An even number of legs ‘works best’ precisely for the creatures who have evolved in the curtailed (as opposed to compressed) practical search space of a local maxima. This is not a proof that an even number of legs works best, period.
Once bilateral symmetry has evolved, the journey from bilateralism to any other viable body plan is simply too difficult to traverse. Nature DOES search the fringes of the space of centipedes with an odd number of legs- all the time.
http://www.wired.com/magazine/2010/04/pl_arts_mutantbugs/
That space just turns out to be inhospitable, time and time again. One day, under different conditions, it might not.
BTW, I am not claiming, either, that it is untrue that an even number of legs works best—simply that the evolution of creatures with even numbers of legs and any experimental study showing that even numbers of legs are optimal are two different things. Mutually reinforcing, but distinct.

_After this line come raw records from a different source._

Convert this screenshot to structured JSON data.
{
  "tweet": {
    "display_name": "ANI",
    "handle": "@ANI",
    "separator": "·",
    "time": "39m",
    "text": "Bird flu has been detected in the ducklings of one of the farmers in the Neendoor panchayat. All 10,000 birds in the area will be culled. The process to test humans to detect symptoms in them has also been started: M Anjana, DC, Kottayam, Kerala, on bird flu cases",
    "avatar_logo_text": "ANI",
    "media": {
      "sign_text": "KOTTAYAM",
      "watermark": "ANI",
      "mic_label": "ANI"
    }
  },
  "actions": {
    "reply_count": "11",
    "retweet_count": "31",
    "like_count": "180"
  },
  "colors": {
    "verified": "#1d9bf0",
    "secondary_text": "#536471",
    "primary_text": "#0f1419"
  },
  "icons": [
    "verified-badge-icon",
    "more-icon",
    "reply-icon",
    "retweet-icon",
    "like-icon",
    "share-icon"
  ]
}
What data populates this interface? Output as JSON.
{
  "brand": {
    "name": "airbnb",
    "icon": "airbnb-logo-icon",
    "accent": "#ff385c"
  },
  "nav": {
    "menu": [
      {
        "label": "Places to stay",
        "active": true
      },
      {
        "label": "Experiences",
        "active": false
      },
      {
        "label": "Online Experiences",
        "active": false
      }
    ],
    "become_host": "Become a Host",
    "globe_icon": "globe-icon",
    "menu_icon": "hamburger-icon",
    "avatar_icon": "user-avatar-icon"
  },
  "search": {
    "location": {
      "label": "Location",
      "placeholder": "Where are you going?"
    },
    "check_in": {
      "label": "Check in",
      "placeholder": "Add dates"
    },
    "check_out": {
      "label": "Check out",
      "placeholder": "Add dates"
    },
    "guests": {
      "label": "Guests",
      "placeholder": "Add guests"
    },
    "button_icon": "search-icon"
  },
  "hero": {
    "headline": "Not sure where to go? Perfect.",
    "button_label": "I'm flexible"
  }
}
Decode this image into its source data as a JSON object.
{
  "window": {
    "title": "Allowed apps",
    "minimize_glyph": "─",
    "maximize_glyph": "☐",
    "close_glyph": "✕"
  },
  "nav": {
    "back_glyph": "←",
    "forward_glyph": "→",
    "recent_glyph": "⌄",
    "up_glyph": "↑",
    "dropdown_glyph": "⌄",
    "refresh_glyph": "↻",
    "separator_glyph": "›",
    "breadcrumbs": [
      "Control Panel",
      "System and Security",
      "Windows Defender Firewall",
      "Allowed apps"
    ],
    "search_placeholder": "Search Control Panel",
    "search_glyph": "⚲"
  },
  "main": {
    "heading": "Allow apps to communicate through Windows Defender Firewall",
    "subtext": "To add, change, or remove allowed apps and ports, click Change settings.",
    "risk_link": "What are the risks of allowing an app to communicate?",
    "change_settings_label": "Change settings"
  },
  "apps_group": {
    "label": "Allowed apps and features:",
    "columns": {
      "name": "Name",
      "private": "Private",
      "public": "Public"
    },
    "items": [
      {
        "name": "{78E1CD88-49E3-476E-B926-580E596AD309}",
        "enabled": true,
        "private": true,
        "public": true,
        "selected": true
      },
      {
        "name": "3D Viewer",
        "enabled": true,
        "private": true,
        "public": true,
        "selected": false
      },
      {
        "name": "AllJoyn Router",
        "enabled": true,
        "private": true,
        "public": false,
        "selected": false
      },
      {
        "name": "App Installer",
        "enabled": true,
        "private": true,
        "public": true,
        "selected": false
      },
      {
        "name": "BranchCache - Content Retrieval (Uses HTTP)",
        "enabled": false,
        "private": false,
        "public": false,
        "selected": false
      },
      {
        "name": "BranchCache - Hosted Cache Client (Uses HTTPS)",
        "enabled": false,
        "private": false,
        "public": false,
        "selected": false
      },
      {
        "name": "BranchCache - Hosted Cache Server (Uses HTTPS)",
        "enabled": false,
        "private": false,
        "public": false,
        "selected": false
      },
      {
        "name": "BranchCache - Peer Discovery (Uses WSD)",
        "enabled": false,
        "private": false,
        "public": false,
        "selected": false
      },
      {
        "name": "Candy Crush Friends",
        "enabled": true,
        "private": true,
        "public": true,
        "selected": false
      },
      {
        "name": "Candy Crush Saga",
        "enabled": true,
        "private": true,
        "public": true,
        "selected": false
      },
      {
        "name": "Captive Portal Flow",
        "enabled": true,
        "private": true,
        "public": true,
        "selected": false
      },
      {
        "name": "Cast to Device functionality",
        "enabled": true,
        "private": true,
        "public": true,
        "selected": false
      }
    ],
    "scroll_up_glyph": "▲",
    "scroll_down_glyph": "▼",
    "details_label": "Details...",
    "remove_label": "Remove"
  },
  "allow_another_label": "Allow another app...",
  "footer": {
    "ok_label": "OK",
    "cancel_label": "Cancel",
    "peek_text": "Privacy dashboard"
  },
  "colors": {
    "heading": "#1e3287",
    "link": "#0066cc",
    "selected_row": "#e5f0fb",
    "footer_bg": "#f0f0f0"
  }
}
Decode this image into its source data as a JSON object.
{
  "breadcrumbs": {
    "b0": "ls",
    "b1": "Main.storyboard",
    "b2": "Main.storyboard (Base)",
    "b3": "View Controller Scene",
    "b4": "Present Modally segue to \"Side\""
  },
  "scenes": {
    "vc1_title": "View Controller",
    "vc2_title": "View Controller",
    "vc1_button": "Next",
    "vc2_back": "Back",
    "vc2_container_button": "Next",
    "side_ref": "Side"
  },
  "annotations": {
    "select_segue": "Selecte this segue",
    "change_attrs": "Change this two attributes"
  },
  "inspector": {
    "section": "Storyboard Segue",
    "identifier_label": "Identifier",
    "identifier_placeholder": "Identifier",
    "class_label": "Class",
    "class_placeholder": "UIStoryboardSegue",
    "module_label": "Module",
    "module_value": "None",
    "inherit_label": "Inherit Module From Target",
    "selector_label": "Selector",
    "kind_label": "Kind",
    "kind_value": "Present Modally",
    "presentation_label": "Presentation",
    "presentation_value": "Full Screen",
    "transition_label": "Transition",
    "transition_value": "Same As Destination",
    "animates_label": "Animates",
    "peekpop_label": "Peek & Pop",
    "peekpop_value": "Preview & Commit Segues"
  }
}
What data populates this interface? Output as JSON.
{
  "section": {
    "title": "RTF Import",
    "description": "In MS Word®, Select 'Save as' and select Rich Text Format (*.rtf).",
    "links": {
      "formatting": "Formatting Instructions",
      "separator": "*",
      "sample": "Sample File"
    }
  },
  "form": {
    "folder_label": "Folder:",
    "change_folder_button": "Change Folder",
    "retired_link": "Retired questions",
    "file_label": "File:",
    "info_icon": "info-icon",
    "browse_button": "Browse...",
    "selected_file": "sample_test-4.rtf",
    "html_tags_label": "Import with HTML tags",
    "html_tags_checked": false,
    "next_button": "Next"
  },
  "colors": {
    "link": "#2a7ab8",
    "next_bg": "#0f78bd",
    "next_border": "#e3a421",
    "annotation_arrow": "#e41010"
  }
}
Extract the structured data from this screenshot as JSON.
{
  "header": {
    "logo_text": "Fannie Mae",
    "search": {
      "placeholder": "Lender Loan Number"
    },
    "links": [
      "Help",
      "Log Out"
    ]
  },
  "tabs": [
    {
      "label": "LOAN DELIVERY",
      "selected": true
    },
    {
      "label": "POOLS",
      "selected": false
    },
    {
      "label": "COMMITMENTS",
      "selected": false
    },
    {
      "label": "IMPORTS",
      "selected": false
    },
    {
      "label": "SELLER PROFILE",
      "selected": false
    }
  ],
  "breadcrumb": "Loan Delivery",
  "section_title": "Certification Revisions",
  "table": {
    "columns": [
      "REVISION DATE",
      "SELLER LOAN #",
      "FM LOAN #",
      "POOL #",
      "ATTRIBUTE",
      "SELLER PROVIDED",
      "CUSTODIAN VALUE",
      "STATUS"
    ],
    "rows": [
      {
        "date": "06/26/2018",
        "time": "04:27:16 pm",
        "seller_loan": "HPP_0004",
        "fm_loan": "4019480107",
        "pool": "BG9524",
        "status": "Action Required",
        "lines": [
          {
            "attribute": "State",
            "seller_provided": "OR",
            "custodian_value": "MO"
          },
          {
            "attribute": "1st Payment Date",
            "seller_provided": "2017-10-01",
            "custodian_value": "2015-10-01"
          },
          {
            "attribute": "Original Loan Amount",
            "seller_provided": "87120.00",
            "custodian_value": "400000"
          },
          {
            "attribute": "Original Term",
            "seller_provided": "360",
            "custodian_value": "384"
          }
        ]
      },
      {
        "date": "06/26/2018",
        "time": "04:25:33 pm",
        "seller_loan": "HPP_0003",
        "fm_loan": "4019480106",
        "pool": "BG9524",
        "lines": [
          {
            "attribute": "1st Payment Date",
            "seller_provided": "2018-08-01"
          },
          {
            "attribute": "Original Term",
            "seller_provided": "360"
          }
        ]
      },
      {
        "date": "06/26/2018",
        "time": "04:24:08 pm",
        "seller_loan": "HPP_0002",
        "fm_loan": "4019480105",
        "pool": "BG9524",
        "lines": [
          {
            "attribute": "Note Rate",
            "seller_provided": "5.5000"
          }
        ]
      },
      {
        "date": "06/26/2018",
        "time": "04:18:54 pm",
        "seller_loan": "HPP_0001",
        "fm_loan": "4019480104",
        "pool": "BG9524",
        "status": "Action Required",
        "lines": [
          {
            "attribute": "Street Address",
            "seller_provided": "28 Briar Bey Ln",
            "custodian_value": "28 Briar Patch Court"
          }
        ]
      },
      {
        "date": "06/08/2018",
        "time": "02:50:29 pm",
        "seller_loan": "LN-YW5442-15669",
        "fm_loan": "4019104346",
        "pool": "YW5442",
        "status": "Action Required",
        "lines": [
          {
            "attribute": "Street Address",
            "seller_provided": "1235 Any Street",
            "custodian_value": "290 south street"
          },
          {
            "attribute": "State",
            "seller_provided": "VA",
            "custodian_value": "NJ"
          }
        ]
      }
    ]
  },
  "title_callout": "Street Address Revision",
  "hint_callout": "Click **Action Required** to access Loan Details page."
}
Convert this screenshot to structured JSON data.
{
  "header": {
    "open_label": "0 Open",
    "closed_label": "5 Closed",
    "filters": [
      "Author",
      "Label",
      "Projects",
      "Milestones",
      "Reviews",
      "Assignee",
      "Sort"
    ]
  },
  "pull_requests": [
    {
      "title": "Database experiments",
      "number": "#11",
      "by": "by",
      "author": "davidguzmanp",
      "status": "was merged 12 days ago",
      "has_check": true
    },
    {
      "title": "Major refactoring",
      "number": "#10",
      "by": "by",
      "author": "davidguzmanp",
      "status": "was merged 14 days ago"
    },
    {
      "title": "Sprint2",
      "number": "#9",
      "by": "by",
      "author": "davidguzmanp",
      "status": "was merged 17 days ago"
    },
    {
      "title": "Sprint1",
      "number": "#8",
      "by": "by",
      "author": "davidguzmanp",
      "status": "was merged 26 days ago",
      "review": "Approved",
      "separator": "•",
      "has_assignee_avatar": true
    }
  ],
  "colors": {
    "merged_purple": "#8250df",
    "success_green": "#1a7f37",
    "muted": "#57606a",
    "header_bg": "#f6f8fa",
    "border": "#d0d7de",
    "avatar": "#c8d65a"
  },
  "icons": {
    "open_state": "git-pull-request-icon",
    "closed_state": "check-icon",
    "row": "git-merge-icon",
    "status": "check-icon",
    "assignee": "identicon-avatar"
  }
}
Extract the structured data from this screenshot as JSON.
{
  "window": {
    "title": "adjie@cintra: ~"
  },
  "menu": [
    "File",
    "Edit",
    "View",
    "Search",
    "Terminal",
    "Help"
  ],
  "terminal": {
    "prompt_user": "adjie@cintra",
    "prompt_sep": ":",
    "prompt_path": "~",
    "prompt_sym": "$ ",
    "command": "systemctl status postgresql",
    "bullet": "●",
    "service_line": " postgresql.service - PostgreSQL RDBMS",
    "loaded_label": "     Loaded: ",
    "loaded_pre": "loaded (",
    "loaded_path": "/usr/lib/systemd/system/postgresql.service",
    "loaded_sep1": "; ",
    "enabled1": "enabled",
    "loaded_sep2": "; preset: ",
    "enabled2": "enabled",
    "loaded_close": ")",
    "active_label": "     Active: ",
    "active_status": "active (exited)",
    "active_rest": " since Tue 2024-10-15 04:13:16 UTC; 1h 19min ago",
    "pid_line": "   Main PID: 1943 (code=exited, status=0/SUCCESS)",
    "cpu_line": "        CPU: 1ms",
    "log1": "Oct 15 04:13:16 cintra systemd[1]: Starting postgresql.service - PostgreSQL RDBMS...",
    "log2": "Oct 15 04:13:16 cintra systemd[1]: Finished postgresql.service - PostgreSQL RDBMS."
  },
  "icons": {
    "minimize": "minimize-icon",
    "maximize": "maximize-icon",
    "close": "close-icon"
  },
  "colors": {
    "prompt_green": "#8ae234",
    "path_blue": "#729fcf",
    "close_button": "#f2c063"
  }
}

If nothing else, hugely entertaining, and covers a great deal of ground too.
Ah. So sad I am getting to read this debate so long after the fact. I can see really useful points on both sides, but thus far Robin does not seem to realize that the universe has been running a terrible genetic algorithm for millions of years in Matlab on a computer with nearly zero RAM. FOOM’d AI, even if using the same crappy genetic algorithm, would be like dropping it into a brand new 10GHZ processor with 100GB RAM and re-writing it all in optimized C++. And then if you learn from genetic algorithms how to start making legitimate optimization methods for intelligent agents, it’s a whole different ball of wax. The categorical type of advantage one can hold over peers isn’t even on the radar screen in terms of human kind’s knowledge of social science.